Pendant ce moment ensemble — ce terme « ensemble » incluant le public que je remercie pour sa présence et sa solidarité avec l’espoir que vous représentez—, l’idée est d’évoquer le rôle déterminant des productions artistiques. En mettant en avant les artistes, cela nous permet aussi de respecter le plus possible votre souhait de délaisser un statut d’icône auquel vous préférez toujours celui d’un mouvement collectif. Mes questions permettront de recueillir votre avis sachant que celui-ci s’inscrit dans la réalité du présent que nous vivons, mais parcourt aussi les décennies, voire les siècles passés.
J’aimerais exprimer cette notion de liberté avec un morceau chanté par Roberta Flack à Accra en 1971 lors du festival « Soul to Soul » que j’ai choisi de partager pour commencer. C’est à l’occasion de ce concert au Ghana que l’artiste a visité le fort d’Elmina et Cape Coast où était emprisonnées les personnes mises en esclavage et avait même chanté ce morceau a cappella dans l’architecture voûtée dont la mémoire douloureuse a vibré en même temps que sa voix.
Vous connaissez Roberta Flack et elle est venue vous voir en prison quand vous y étiez incarcérée au début des années 1970, vous parlez aussi de la musique comme d’une forme émancipatrice, vous dites que c’est en écoutant la musique que vous vous sentez le plus libre, que la musique est un espace pour sentir et ressentir la solidarité, une manière de créer le respect de soi.
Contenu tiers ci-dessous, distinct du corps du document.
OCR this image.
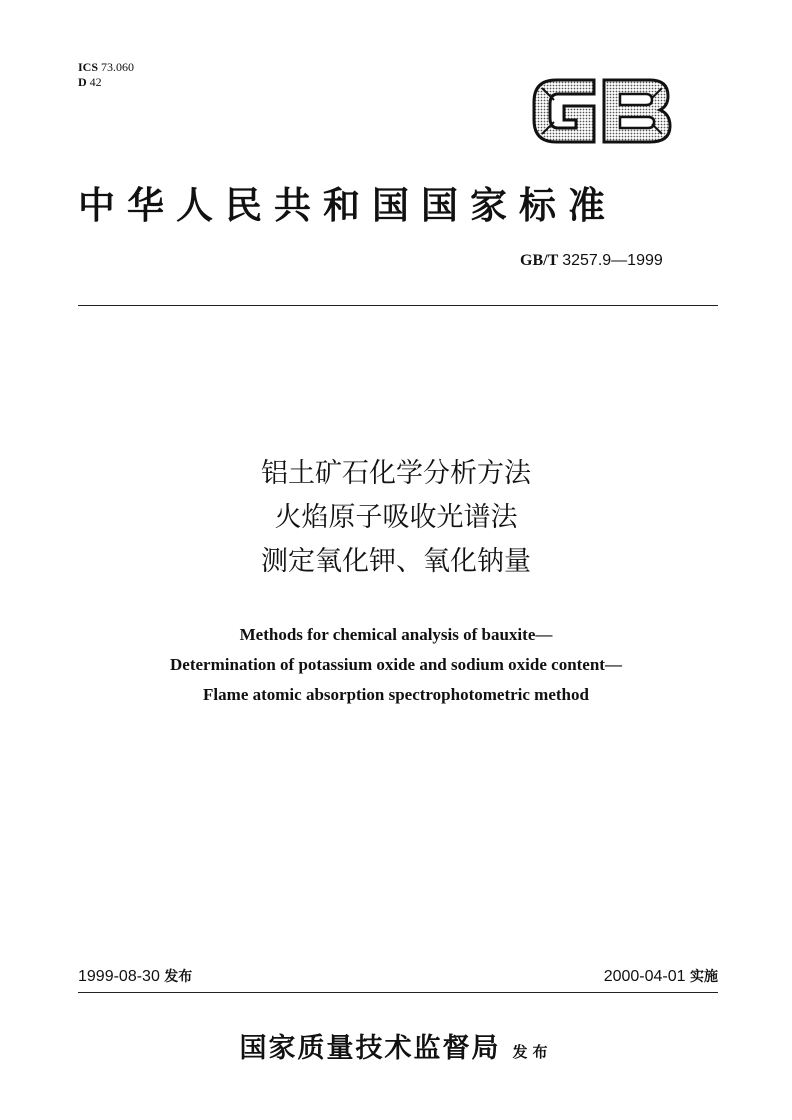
ICS 73.060
D 42
中华人民共和国国家标准
GB/T 3257.9—1999
铝土矿石化学分析方法
火焰原子吸收光谱法
测定氧化钾、氧化钠量
Methods for chemical analysis of bauxite—
Determination of potassium oxide and sodium oxide content—
Flame atomic absorption spectrophotometric method
1999-08-30 发布	2000-04-01 实施
国家质量技术监督局 发布
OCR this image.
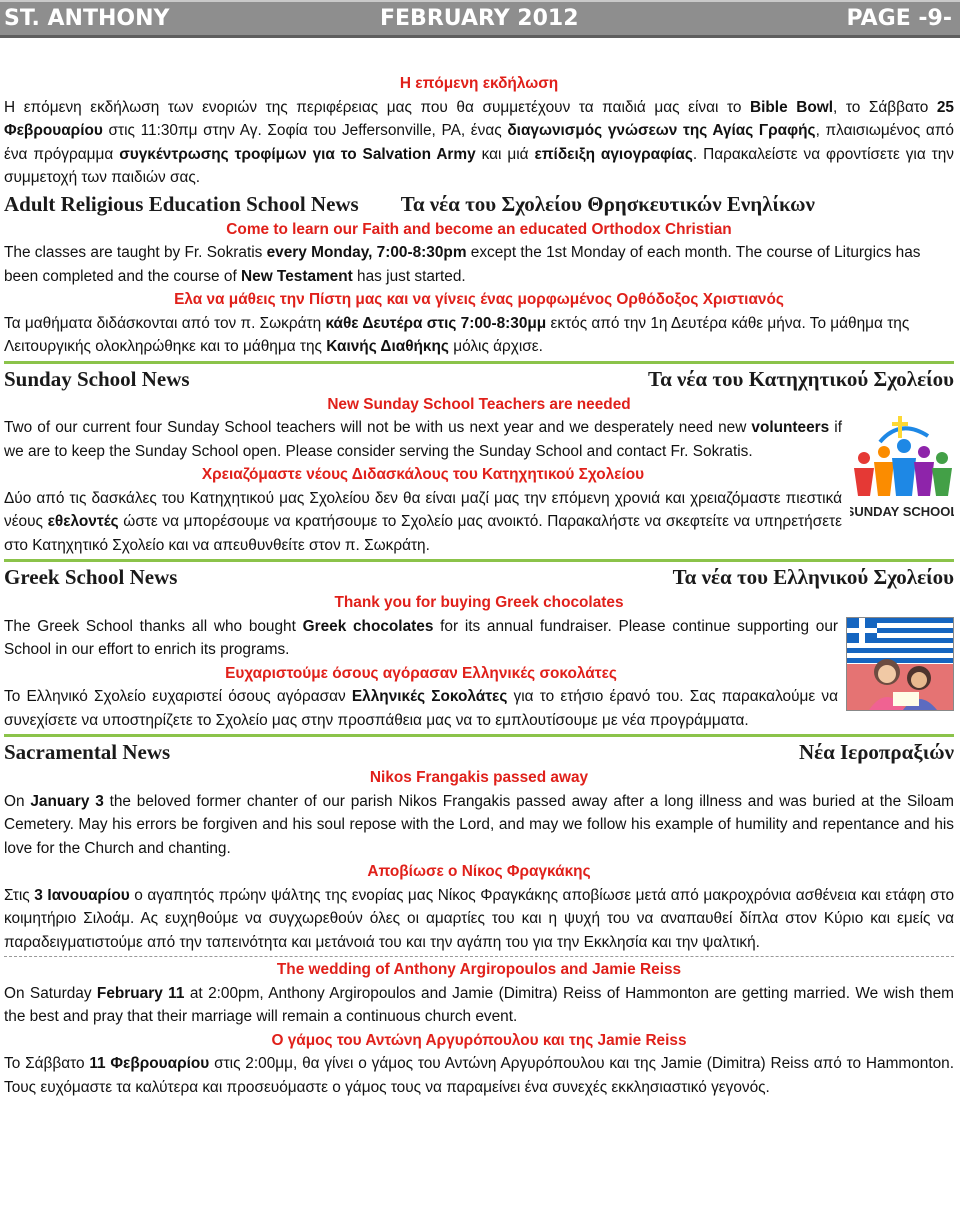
ST. ANTHONY	FEBRUARY 2012	PAGE -9-
Η επόμενη εκδήλωση
Η επόμενη εκδήλωση των ενοριών της περιφέρειας μας που θα συμμετέχουν τα παιδιά μας είναι το Bible Bowl, το Σάββατο 25 Φεβρουαρίου στις 11:30πμ στην Αγ. Σοφία του Jeffersonville, PA, ένας διαγωνισμός γνώσεων της Αγίας Γραφής, πλαισιωμένος από ένα πρόγραμμα συγκέντρωσης τροφίμων για το Salvation Army και μιά επίδειξη αγιογραφίας. Παρακαλείστε να φροντίσετε για την συμμετοχή των παιδιών σας.
Adult Religious Education School News Τα νέα του Σχολείου Θρησκευτικών Ενηλίκων
Come to learn our Faith and become an educated Orthodox Christian
The classes are taught by Fr. Sokratis every Monday, 7:00-8:30pm except the 1st Monday of each month. The course of Liturgics has been completed and the course of New Testament has just started.
Ελα να μάθεις την Πίστη μας και να γίνεις ένας μορφωμένος Ορθόδοξος Χριστιανός
Τα μαθήματα διδάσκονται από τον π. Σωκράτη κάθε Δευτέρα στις 7:00-8:30μμ εκτός από την 1η Δευτέρα κάθε μήνα. Το μάθημα της Λειτουργικής ολοκληρώθηκε και το μάθημα της Καινής Διαθήκης μόλις άρχισε.
Sunday School News	Τα νέα του Κατηχητικού Σχολείου
New Sunday School Teachers are needed
SUNDAY SCHOOL
Two of our current four Sunday School teachers will not be with us next year and we desperately need new volunteers if we are to keep the Sunday School open. Please consider serving the Sunday School and contact Fr. Sokratis.
Χρειαζόμαστε νέους Διδασκάλους του Κατηχητικού Σχολείου
Δύο από τις δασκάλες του Κατηχητικού μας Σχολείου δεν θα είναι μαζί μας την επόμενη χρονιά και χρειαζόμαστε πιεστικά νέους εθελοντές ώστε να μπορέσουμε να κρατήσουμε το Σχολείο μας ανοικτό. Παρακαλήστε να σκεφτείτε να υπηρετήσετε στο Κατηχητικό Σχολείο και να απευθυνθείτε στον π. Σωκράτη.
Greek School News	Τα νέα του Ελληνικού Σχολείου
Thank you for buying Greek chocolates
The Greek School thanks all who bought Greek chocolates for its annual fundraiser. Please continue supporting our School in our effort to enrich its programs.
Ευχαριστούμε όσους αγόρασαν Ελληνικές σοκολάτες
Το Ελληνικό Σχολείο ευχαριστεί όσους αγόρασαν Ελληνικές Σοκολάτες για το ετήσιο έρανό του. Σας παρακαλούμε να συνεχίσετε να υποστηρίζετε το Σχολείο μας στην προσπάθεια μας να το εμπλουτίσουμε με νέα προγράμματα.
Sacramental News	Νέα Ιεροπραξιών
Nikos Frangakis passed away
On January 3 the beloved former chanter of our parish Nikos Frangakis passed away after a long illness and was buried at the Siloam Cemetery. May his errors be forgiven and his soul repose with the Lord, and may we follow his example of humility and repentance and his love for the Church and chanting.
Αποβίωσε ο Νίκος Φραγκάκης
Στις 3 Ιανουαρίου ο αγαπητός πρώην ψάλτης της ενορίας μας Νίκος Φραγκάκης αποβίωσε μετά από μακροχρόνια ασθένεια και ετάφη στο κοιμητήριο Σιλοάμ. Ας ευχηθούμε να συγχωρεθούν όλες οι αμαρτίες του και η ψυχή του να αναπαυθεί δίπλα στον Κύριο και εμείς να παραδειγματιστούμε από την ταπεινότητα και μετάνοιά του και την αγάπη του για την Εκκλησία και την ψαλτική.
The wedding of Anthony Argiropoulos and Jamie Reiss
On Saturday February 11 at 2:00pm, Anthony Argiropoulos and Jamie (Dimitra) Reiss of Hammonton are getting married. We wish them the best and pray that their marriage will remain a continuous church event.
Ο γάμος του Αντώνη Αργυρόπουλου και της Jamie Reiss
Το Σάββατο 11 Φεβρουαρίου στις 2:00μμ, θα γίνει ο γάμος του Αντώνη Αργυρόπουλου και της Jamie (Dimitra) Reiss από το Hammonton. Τους ευχόμαστε τα καλύτερα και προσευόμαστε ο γάμος τους να παραμείνει ένα συνεχές εκκλησιαστικό γεγονός.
Je pense qu’il est très important d’établir ce lien, d’avoir une conversation sur le rapport entre l’art et la quête de la liberté. Comme vous l’avez dit, quand on me demande quand je me sens le plus libre, je réponds que le moment où j’ai la plus grande sensation de liberté, c’est en écoutant de la musique. Mais ce n’est pas une écoute solitaire. C’est quand j’écoute de la musique avec d’autres. Et je sais que cette imagination que la musique suscite en moi est différente de celle qu’elle entraîne chez d’autres et que chaque individu, chacun.e de nous, qui écoutons ensemble, nous créons un ailleurs. Nous sommes chacun.e dans un voyage vers un ailleurs, vers un autre monde meilleur. Et il se trouve que Roberta Flack est l’une des chanteuses qui nous fait sentir les choses profondément. À chaque fois que je l’ai écoutée chanter j’ai découvert quelque chose de nouveau. Mais je suis très triste de vous dire qu’à présent, Roberta est malade et à l’hôpital.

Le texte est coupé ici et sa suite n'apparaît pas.